Sunday, February 3, 2019

Books around the world: Scotland

Hello, I just finished a book, The Daughter Of Time, by Scottish author, Josephine Tey (Elizabeth MacKintosh), a great mystery writer. This book version is the one with the introduction by crime novelist Robert Barnard. The Daughter Of Time aims to solve an historical mystery: Did Richard III of England really murder his nephews, the princes in the tower? I was drawn to this topic because I've written about it myself. My first paper in grad school was an historiographic exploration of it. I looked at five-hundred years of historians' writings about Richard, looking for the trends. I've also written a time travel novel where one of my characters who believes in Richard's innocence goes back in time and warns Richard about an important battle, saving his life, and therefore changing the history of England.

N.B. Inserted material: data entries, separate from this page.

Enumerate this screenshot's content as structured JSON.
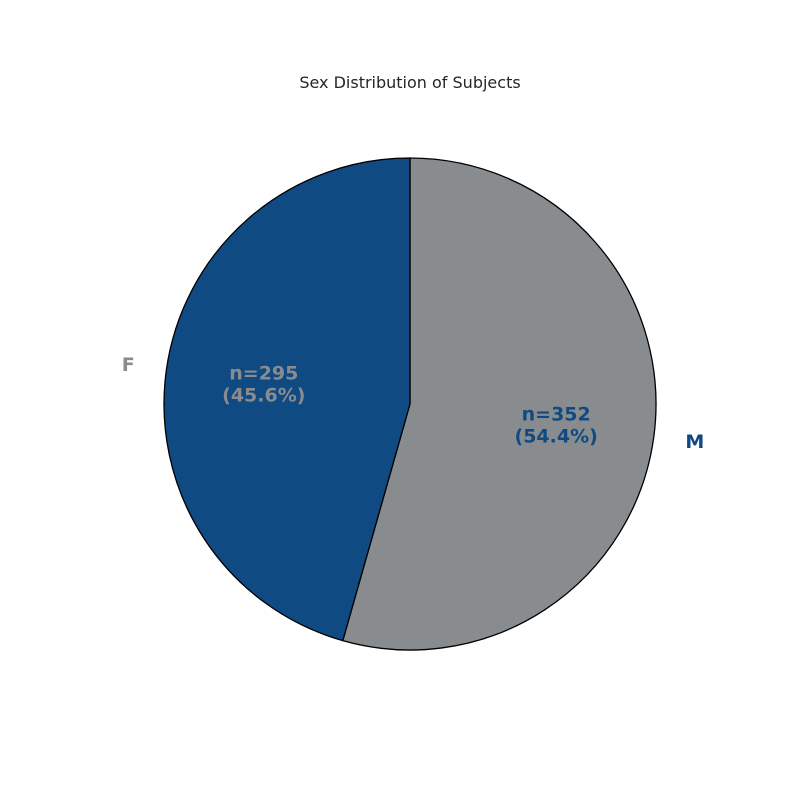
{
  "chart_data": {
    "type": "pie",
    "title": "Sex Distribution of Subjects",
    "categories": [
      "M",
      "F"
    ],
    "values": [
      352,
      295
    ],
    "percentages": [
      54.4,
      45.6
    ],
    "data_labels": [
      {
        "count": "n=352",
        "percent": "(54.4%)"
      },
      {
        "count": "n=295",
        "percent": "(45.6%)"
      }
    ],
    "slice_colors": [
      "#898c8e",
      "#0f4a82"
    ],
    "label_colors": [
      "#0f4a82",
      "#898c8e"
    ],
    "data_label_colors": [
      "#0f4a82",
      "#898c8e"
    ],
    "edge_color": "#000000",
    "start": "top",
    "direction": "clockwise"
  }
}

In The Daughter of Time, an injured police inspector for Scotland Yard is in the hospital recovering and needs something interesting to occupy his time, so he decides to look into the Richard mystery. He had seen his portrait, and it just didn't seem as if the man could be the evil one who killed his own nephews and took the throne after his brother, the king, died.

With the help of a researcher, the inspector studies primary source documents as well as secondary sources. He's not impressed with the account of historians who seemed to gloss over the topic, so going right to the original sources helps him delve deeper and gain a richer understanding.

What's really impressive about this book is that obscure documents are discussed, and these bridge gaps between the larger events that happened in history. Near the end of the book, when the inspector puts information about the two suspects side-by-side (King Richard III and his successor, Henry Tudor--King Henry VII), patterns and probabilities of who killed the boys become exquisitely clear. What convicted Richard in the eyes of many would not hold up in a court of law nowadays. It was very flimsy circumstantial evidence that turned him into a villain.

The exploration, the investigation, using real evidence, was very well done in this book and is quite convincing. Also, the story was in the form of a mystery novel and so was entertaining. For those who like a good mystery, especially cold cases--this one's over five-hundred years old--you are likely to find this book compelling.